Enterprise & Industry

Inside the AI Warehouse: How Otto Group Is Teaching Robots to Work Together

Using Nvidia's Omniverse, the retail giant created a digital twin to orchestrate robots from different vendors.

Deep Dive

At Nvidia's GTC, the Otto Group revealed how it's solving a major logistics hurdle: getting robots from different vendors to work together. The German retail giant, which serves 45M customers and manages its entire supply chain, has warehouses filled with disparate robotic systems—autonomous mobile robots (AMRs), shuttle systems, and robotic arms. Instead of replacing them, Otto built a Coordinated Autonomy Layer (CAL), a software layer that sits between the warehouse management system and the machines, assigning tasks and managing movement across the floor to prevent collisions.

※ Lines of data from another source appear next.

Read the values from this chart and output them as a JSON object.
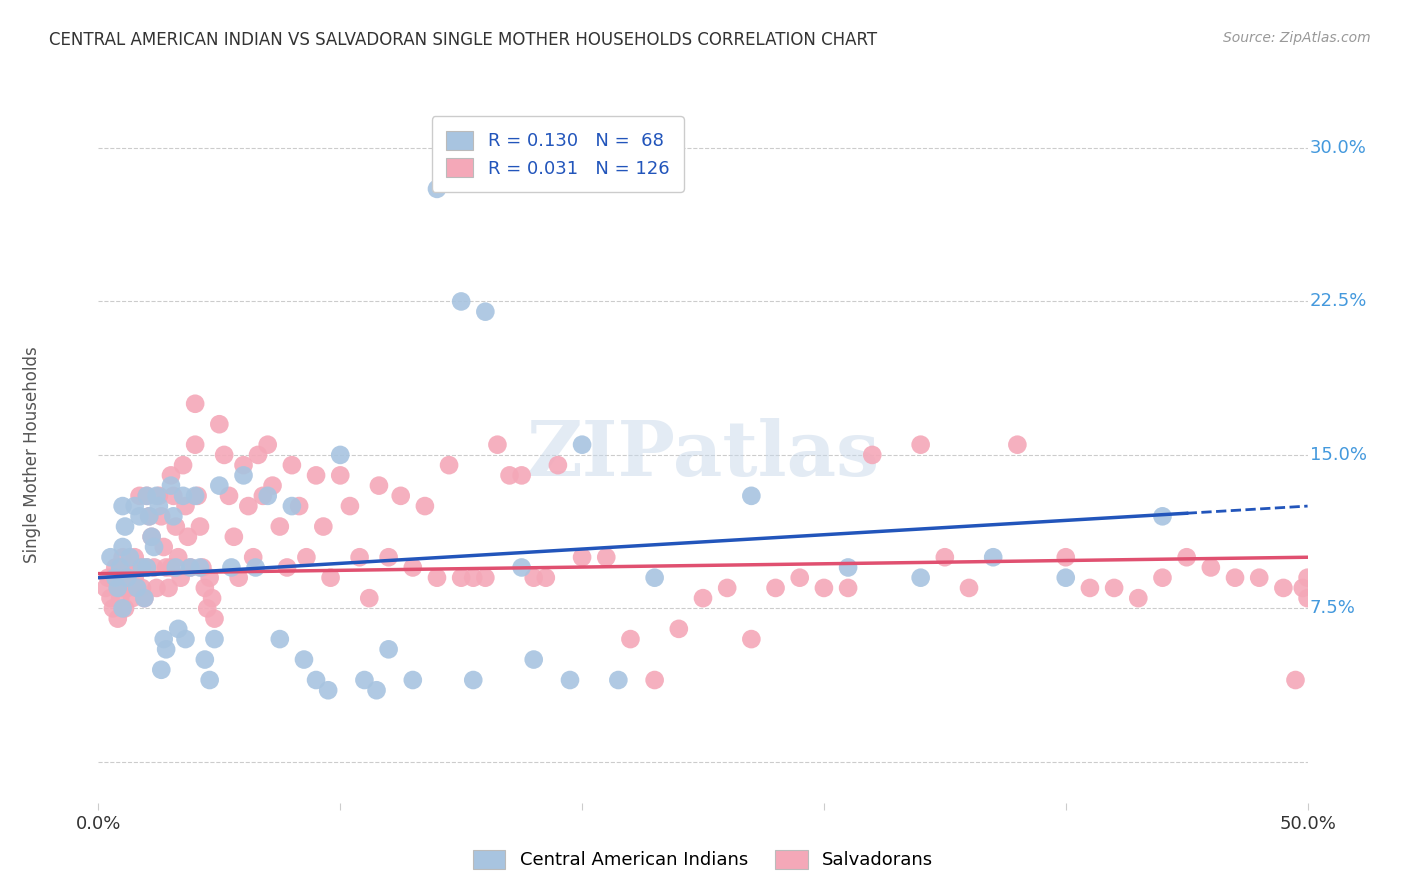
{
  "title": "CENTRAL AMERICAN INDIAN VS SALVADORAN SINGLE MOTHER HOUSEHOLDS CORRELATION CHART",
  "source": "Source: ZipAtlas.com",
  "ylabel": "Single Mother Households",
  "xlim": [
    0.0,
    0.5
  ],
  "ylim": [
    -0.02,
    0.32
  ],
  "blue_R": 0.13,
  "blue_N": 68,
  "pink_R": 0.031,
  "pink_N": 126,
  "blue_color": "#a8c4e0",
  "pink_color": "#f4a8b8",
  "blue_line_color": "#2255bb",
  "pink_line_color": "#e05070",
  "right_axis_color": "#4499dd",
  "legend_text_color": "#2255bb",
  "grid_color": "#cccccc",
  "watermark": "ZIPatlas",
  "blue_line_start_x": 0.0,
  "blue_line_end_solid_x": 0.45,
  "blue_line_end_dashed_x": 0.5,
  "blue_line_start_y": 0.09,
  "blue_line_end_y": 0.125,
  "pink_line_start_x": 0.0,
  "pink_line_end_x": 0.5,
  "pink_line_start_y": 0.092,
  "pink_line_end_y": 0.1,
  "blue_x": [
    0.005,
    0.007,
    0.008,
    0.009,
    0.01,
    0.01,
    0.01,
    0.011,
    0.012,
    0.013,
    0.015,
    0.016,
    0.017,
    0.018,
    0.019,
    0.02,
    0.02,
    0.021,
    0.022,
    0.023,
    0.024,
    0.025,
    0.026,
    0.027,
    0.028,
    0.03,
    0.031,
    0.032,
    0.033,
    0.035,
    0.036,
    0.038,
    0.04,
    0.042,
    0.044,
    0.046,
    0.048,
    0.05,
    0.055,
    0.06,
    0.065,
    0.07,
    0.075,
    0.08,
    0.085,
    0.09,
    0.095,
    0.1,
    0.11,
    0.115,
    0.12,
    0.13,
    0.14,
    0.15,
    0.155,
    0.16,
    0.175,
    0.18,
    0.195,
    0.2,
    0.215,
    0.23,
    0.27,
    0.31,
    0.34,
    0.37,
    0.4,
    0.44
  ],
  "blue_y": [
    0.1,
    0.09,
    0.085,
    0.095,
    0.125,
    0.105,
    0.075,
    0.115,
    0.09,
    0.1,
    0.125,
    0.085,
    0.12,
    0.095,
    0.08,
    0.13,
    0.095,
    0.12,
    0.11,
    0.105,
    0.13,
    0.125,
    0.045,
    0.06,
    0.055,
    0.135,
    0.12,
    0.095,
    0.065,
    0.13,
    0.06,
    0.095,
    0.13,
    0.095,
    0.05,
    0.04,
    0.06,
    0.135,
    0.095,
    0.14,
    0.095,
    0.13,
    0.06,
    0.125,
    0.05,
    0.04,
    0.035,
    0.15,
    0.04,
    0.035,
    0.055,
    0.04,
    0.28,
    0.225,
    0.04,
    0.22,
    0.095,
    0.05,
    0.04,
    0.155,
    0.04,
    0.09,
    0.13,
    0.095,
    0.09,
    0.1,
    0.09,
    0.12
  ],
  "pink_x": [
    0.003,
    0.004,
    0.005,
    0.006,
    0.007,
    0.008,
    0.008,
    0.009,
    0.009,
    0.01,
    0.01,
    0.01,
    0.011,
    0.011,
    0.012,
    0.013,
    0.014,
    0.015,
    0.015,
    0.016,
    0.017,
    0.018,
    0.018,
    0.019,
    0.02,
    0.02,
    0.021,
    0.022,
    0.023,
    0.024,
    0.025,
    0.026,
    0.027,
    0.028,
    0.029,
    0.03,
    0.03,
    0.031,
    0.032,
    0.033,
    0.034,
    0.035,
    0.036,
    0.037,
    0.038,
    0.04,
    0.04,
    0.041,
    0.042,
    0.043,
    0.044,
    0.045,
    0.046,
    0.047,
    0.048,
    0.05,
    0.052,
    0.054,
    0.056,
    0.058,
    0.06,
    0.062,
    0.064,
    0.066,
    0.068,
    0.07,
    0.072,
    0.075,
    0.078,
    0.08,
    0.083,
    0.086,
    0.09,
    0.093,
    0.096,
    0.1,
    0.104,
    0.108,
    0.112,
    0.116,
    0.12,
    0.125,
    0.13,
    0.135,
    0.14,
    0.145,
    0.15,
    0.155,
    0.16,
    0.165,
    0.17,
    0.175,
    0.18,
    0.185,
    0.19,
    0.2,
    0.21,
    0.22,
    0.23,
    0.24,
    0.25,
    0.26,
    0.27,
    0.28,
    0.29,
    0.3,
    0.31,
    0.32,
    0.34,
    0.35,
    0.36,
    0.38,
    0.4,
    0.41,
    0.42,
    0.43,
    0.44,
    0.45,
    0.46,
    0.47,
    0.48,
    0.49,
    0.495,
    0.498,
    0.5,
    0.5
  ],
  "pink_y": [
    0.085,
    0.09,
    0.08,
    0.075,
    0.095,
    0.085,
    0.07,
    0.095,
    0.08,
    0.1,
    0.09,
    0.085,
    0.095,
    0.075,
    0.085,
    0.095,
    0.08,
    0.1,
    0.09,
    0.085,
    0.13,
    0.095,
    0.085,
    0.08,
    0.13,
    0.095,
    0.12,
    0.11,
    0.095,
    0.085,
    0.13,
    0.12,
    0.105,
    0.095,
    0.085,
    0.14,
    0.095,
    0.13,
    0.115,
    0.1,
    0.09,
    0.145,
    0.125,
    0.11,
    0.095,
    0.175,
    0.155,
    0.13,
    0.115,
    0.095,
    0.085,
    0.075,
    0.09,
    0.08,
    0.07,
    0.165,
    0.15,
    0.13,
    0.11,
    0.09,
    0.145,
    0.125,
    0.1,
    0.15,
    0.13,
    0.155,
    0.135,
    0.115,
    0.095,
    0.145,
    0.125,
    0.1,
    0.14,
    0.115,
    0.09,
    0.14,
    0.125,
    0.1,
    0.08,
    0.135,
    0.1,
    0.13,
    0.095,
    0.125,
    0.09,
    0.145,
    0.09,
    0.09,
    0.09,
    0.155,
    0.14,
    0.14,
    0.09,
    0.09,
    0.145,
    0.1,
    0.1,
    0.06,
    0.04,
    0.065,
    0.08,
    0.085,
    0.06,
    0.085,
    0.09,
    0.085,
    0.085,
    0.15,
    0.155,
    0.1,
    0.085,
    0.155,
    0.1,
    0.085,
    0.085,
    0.08,
    0.09,
    0.1,
    0.095,
    0.09,
    0.09,
    0.085,
    0.04,
    0.085,
    0.09,
    0.08
  ]
}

The project began by creating a precise digital twin. Using a Boston Dynamics Spot robot to scan a pilot warehouse, Otto collected data over a week to build a 3D model in Nvidia's Omniverse platform. This digital twin, more accurate than their own blueprints, allowed them to simulate and optimize material flow before implementing changes on the physical floor. One simulation-led layout change reduced robot stop-and-go events by 20%, directly boosting productivity. The next phase involves adding an 'artificial brain' AI layer on top of CAL to dynamically adjust task assignments and routing based on real-time data, all validated within the Omniverse simulation.

Key Points
  • Built a Coordinated Autonomy Layer (CAL) to unify robots from different vendors, acting as middleware between warehouse management and machines.
  • Created a precise 3D digital twin in Nvidia Omniverse using a Boston Dynamics Spot robot, enabling layout simulations that cut robot stop-and-go events by 20%.
  • Planning an 'artificial brain' AI layer for dynamic, data-driven task assignment, moving toward a self-controlled warehouse under human supervision.

Why It Matters

This proves AI can orchestrate complex, real-world physical systems, turning fragmented automation into cohesive, efficient fleets that boost productivity.